Still, I will refrain from namechecking the rest of the tracks: you already get the drift, and then there's the downside — these combos are creative and diverse, but they do not feel perfectly natu­ral to me: I do not understand why these particular songs have to be sewn together in such in­congruous ways, other than acting out of a general «try anything once» principle. The album has its share of actively rocking moments and its share of beautiful moments, for sure, but as a whole, it is ultimately less than the sum of its parts — somewhat of a mess, really. Problem is, The Boo Radleys are a band who always need to work hard to prove to us the necessity for their existence, and this whirling kaleidoscope does not help — at least when they were still shoegazing, the typical Boo Radley song shared a certain definitive atmosphere, good or bad, whereas here, at­mospheres come and go in the blink of an eye. What does it all mean? What does it all want to make me feel? It's like they try to hit all the buttons at once, and get it all wrong.

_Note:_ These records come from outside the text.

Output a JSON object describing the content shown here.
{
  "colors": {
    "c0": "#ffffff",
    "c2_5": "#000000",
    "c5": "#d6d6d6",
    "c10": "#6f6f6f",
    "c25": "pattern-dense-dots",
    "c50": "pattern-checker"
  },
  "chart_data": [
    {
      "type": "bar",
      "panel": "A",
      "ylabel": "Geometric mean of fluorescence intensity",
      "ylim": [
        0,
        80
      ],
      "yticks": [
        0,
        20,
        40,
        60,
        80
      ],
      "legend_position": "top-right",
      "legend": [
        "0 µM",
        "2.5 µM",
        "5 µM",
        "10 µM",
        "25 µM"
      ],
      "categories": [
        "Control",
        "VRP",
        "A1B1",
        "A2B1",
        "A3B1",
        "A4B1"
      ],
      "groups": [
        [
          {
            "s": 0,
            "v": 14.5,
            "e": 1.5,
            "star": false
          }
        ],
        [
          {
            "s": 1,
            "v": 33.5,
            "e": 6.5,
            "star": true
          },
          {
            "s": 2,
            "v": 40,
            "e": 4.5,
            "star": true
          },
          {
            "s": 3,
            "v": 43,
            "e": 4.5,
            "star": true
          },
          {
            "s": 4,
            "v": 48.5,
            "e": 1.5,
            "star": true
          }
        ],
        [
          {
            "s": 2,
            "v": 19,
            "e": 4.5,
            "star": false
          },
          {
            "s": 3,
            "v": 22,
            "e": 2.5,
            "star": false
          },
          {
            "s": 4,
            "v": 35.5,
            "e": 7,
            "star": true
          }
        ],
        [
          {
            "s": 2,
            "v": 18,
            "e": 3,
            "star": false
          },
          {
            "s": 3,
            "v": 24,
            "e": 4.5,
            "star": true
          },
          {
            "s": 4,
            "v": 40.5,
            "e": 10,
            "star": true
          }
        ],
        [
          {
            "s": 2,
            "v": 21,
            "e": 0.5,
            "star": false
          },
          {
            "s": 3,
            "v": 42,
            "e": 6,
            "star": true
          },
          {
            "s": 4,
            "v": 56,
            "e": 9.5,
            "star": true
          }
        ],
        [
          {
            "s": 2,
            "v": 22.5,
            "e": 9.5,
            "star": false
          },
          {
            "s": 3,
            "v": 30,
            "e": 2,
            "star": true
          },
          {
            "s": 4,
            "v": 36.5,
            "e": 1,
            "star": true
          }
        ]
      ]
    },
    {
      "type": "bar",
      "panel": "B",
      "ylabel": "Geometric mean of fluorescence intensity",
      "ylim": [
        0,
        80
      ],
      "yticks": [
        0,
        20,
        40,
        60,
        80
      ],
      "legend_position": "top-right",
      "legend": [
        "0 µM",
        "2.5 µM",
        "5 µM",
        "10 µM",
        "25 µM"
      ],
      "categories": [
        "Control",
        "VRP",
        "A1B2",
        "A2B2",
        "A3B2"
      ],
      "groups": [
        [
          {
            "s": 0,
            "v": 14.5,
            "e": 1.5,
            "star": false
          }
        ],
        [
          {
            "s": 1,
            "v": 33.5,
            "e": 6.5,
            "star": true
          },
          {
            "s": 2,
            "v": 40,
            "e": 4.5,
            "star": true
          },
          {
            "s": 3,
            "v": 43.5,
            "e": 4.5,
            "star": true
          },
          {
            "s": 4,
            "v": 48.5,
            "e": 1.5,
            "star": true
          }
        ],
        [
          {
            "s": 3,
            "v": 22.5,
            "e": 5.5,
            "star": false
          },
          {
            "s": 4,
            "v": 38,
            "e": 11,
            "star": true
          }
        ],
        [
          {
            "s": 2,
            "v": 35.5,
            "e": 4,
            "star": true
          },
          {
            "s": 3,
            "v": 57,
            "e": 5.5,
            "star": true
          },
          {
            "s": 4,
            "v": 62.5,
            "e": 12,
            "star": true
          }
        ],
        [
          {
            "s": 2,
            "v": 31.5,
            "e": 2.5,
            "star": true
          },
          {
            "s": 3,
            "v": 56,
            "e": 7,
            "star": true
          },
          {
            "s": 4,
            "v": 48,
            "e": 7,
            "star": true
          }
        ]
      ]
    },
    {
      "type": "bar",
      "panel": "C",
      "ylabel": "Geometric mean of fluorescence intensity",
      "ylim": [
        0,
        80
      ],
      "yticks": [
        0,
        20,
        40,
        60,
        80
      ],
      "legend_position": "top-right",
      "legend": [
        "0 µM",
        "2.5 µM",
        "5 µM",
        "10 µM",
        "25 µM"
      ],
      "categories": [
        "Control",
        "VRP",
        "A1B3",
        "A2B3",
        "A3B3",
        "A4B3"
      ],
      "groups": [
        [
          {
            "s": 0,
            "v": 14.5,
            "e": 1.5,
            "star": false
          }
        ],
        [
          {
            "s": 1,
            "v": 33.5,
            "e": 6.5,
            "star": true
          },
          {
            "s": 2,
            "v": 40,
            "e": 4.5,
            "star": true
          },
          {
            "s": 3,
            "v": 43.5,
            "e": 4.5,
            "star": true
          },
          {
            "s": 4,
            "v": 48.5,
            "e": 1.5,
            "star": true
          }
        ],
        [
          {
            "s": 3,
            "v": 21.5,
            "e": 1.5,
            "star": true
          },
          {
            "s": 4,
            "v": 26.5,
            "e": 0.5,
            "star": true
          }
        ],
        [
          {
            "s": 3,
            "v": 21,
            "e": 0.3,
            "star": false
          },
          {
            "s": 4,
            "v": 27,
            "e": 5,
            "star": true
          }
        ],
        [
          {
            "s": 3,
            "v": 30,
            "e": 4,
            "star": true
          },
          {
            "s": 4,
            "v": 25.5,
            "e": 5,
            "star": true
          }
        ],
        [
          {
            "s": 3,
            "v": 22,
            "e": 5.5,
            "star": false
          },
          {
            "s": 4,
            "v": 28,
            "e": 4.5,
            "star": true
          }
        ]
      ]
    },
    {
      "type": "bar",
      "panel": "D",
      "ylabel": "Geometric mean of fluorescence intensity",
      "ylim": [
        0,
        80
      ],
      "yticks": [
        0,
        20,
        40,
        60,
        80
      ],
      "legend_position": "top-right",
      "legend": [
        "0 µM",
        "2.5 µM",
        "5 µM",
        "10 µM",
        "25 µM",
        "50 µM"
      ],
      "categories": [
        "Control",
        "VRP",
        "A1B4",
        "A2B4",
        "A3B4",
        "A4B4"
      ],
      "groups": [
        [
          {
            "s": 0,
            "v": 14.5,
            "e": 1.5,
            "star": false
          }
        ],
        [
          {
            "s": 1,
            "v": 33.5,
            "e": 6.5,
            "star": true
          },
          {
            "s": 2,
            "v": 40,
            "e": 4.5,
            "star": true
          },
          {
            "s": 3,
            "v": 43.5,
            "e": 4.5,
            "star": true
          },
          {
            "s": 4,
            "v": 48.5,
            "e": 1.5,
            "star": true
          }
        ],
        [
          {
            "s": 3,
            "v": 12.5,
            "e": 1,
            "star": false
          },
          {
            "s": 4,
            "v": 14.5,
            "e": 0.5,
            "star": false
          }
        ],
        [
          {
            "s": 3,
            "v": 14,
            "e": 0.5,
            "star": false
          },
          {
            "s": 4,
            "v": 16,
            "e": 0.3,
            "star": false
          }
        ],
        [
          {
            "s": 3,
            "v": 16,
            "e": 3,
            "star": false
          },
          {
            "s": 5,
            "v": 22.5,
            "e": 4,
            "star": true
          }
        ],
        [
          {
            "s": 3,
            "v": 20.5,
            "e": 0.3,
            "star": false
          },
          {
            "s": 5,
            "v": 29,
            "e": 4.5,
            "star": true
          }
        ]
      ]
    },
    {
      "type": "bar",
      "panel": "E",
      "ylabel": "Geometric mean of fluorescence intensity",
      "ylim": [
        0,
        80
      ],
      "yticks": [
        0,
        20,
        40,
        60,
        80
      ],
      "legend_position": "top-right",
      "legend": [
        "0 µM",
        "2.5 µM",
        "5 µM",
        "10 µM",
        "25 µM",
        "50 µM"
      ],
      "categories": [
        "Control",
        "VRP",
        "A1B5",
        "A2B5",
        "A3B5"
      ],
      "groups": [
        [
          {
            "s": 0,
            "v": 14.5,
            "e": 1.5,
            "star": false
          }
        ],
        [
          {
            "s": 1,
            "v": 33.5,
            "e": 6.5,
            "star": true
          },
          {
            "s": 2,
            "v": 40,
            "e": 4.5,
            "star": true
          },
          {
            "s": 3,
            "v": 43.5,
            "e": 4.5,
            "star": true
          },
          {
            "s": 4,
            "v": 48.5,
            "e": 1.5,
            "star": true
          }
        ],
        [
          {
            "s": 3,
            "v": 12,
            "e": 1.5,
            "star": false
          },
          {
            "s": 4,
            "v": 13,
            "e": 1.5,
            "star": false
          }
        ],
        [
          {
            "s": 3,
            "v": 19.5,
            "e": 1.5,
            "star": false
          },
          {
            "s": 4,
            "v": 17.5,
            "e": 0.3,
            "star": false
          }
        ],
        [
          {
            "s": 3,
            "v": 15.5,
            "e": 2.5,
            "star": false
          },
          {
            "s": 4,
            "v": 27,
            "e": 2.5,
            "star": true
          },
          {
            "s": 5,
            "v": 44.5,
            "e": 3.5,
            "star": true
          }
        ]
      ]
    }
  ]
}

On the other hand, the album has growth potential — with so many different things happening, it may well be that a lot of listens are required before the initial confusion starts crystallizing into something more symmetrical and elegant. Criticisms aside, the craft alone demands a strong thumbs up: for an «indie» album circa 1996, C'mon Kids reveals a staggering amount of work, way beyond anything one could have expected from listening to the band's early albums. And I can only imagine, for instance, the reactions of some young teenager for whom this could be one of the earliest exposures to the whole art-pop-rock thing, before he started exploring all those realms from which Carr and Spice loot their influences. At the very least, I guess this is an essen­tial record to get to know for anyone with a «systemic» interest in the 1990's pop scene — and whether or not you will want to keep it under your pillow is a different matter.